Ancien ministre de François Hollande, banquier d'affaires et candidat soutenu par des politiciens libéraux de droite comme de gauche, Emmanuel Macron  propose un programme dans la droite ligne des programmes libéraux de ces trente dernières années, plus proche d'un Sarkozy que d'un Mittérand.

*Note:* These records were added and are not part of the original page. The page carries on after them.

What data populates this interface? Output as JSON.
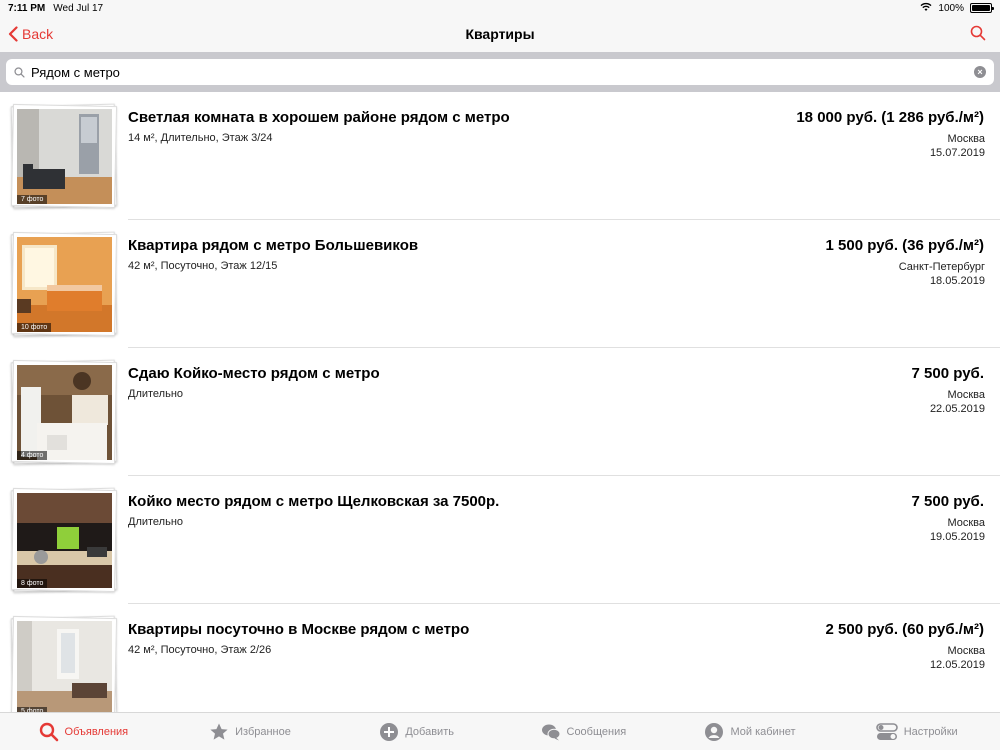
{
  "status_bar": {
    "time": "7:11 PM",
    "date": "Wed Jul 17",
    "battery": "100%",
    "battery_level": 1.0
  },
  "nav": {
    "back_label": "Back",
    "title": "Квартиры"
  },
  "search": {
    "value": "Рядом с метро",
    "clear": "×"
  },
  "listings": [
    {
      "title": "Светлая комната в хорошем районе рядом с метро",
      "details": "14 м², Длительно, Этаж 3/24",
      "price": "18 000 руб. (1 286 руб./м²)",
      "city": "Москва",
      "date": "15.07.2019",
      "photos": "7 фото"
    },
    {
      "title": "Квартира рядом с метро Большевиков",
      "details": "42 м², Посуточно, Этаж 12/15",
      "price": "1 500 руб. (36 руб./м²)",
      "city": "Санкт-Петербург",
      "date": "18.05.2019",
      "photos": "10 фото"
    },
    {
      "title": "Сдаю Койко-место рядом с метро",
      "details": "Длительно",
      "price": "7 500 руб.",
      "city": "Москва",
      "date": "22.05.2019",
      "photos": "4 фото"
    },
    {
      "title": "Койко место рядом с метро Щелковская за 7500р.",
      "details": "Длительно",
      "price": "7 500 руб.",
      "city": "Москва",
      "date": "19.05.2019",
      "photos": "8 фото"
    },
    {
      "title": "Квартиры посуточно в Москве рядом с метро",
      "details": "42 м², Посуточно, Этаж 2/26",
      "price": "2 500 руб. (60 руб./м²)",
      "city": "Москва",
      "date": "12.05.2019",
      "photos": "5 фото"
    }
  ],
  "tabs": [
    {
      "label": "Объявления",
      "icon": "search-icon",
      "active": true
    },
    {
      "label": "Избранное",
      "icon": "star-icon",
      "active": false
    },
    {
      "label": "Добавить",
      "icon": "plus-circle-icon",
      "active": false
    },
    {
      "label": "Сообщения",
      "icon": "chat-bubbles-icon",
      "active": false
    },
    {
      "label": "Мой кабинет",
      "icon": "user-icon",
      "active": false
    },
    {
      "label": "Настройки",
      "icon": "toggles-icon",
      "active": false
    }
  ],
  "colors": {
    "accent": "#e53935",
    "inactive": "#8e8e93",
    "bar_bg": "#f7f7f7",
    "search_bg": "#c9c9ce"
  }
}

Sans creuser à fonds les propositions du candidat Macron, voici quelques points particulièrement délicats de son programme :

- "simplification du droit du travail" : dans le sens d'une baisse des droits des salariés !
- "nous réduirons le coût du travail" ... "en baissant les cotisations sociales des employeurs" : une vieille recette qui n'a jamais produit de résultat sur l'emploi mais qui contribue, d'années en années, à aggraver le trou de la Sécu !
- "nous rétablirons les exonérations de cotisations sociales sur les heures supplémentaires" : une décision de Sarkozy qui n'a permis d'augmenter le pouvoir d'achat des salariés concernés que de quelques euros par mois (youpi !) tout en aggravant le déficit de la Sécu ;
- "nous soutiendrons l'investissement privé" en baissant "l'impôt sur les sociétés de 33,3 % à 25 %" et en transformant "le CICE en allègements de charges pérennes" : qui c'est qui va être content ? Le Patronat !
- "nous mettrons fin aux injustices de notre système de retraite"... en alignant vers le bas le système puisqu'il est question de supprimer les "régimes spéciaux" plus avantageux !
- "nous augmenterons les moyens de nos armées"... à budget constant, ce sera au dépend de quel autre budget ?
- "nous renforcerons l'autonomie des universités" qui fait tant de mal à nos universités (soucis de budget) et aux étudiants (flambée des droits d'inscription) : le modèle américain !
-"nous construirons une Europe qui développe nos emplois et notre économie"... le blabla habituel mais rien sur l'Europe sociale !
- "nous réduirons le mille-feuille administratif"... en supprimant "un quart des départements" : après la fusion des Régions, ce sera encore moins de proximité des services publics et de vos élus locaux !
-"Services publics" "les horaires d'ouverture des services publics seront par ailleurs élargis aux soirées et au samedi" : et tant pis pour la vie de famille des salariés concernés ! Après le travail du dimanche dans le commerce, le travail du soir et du samedi dans la Fonction publique ! C'est ça le progrès ?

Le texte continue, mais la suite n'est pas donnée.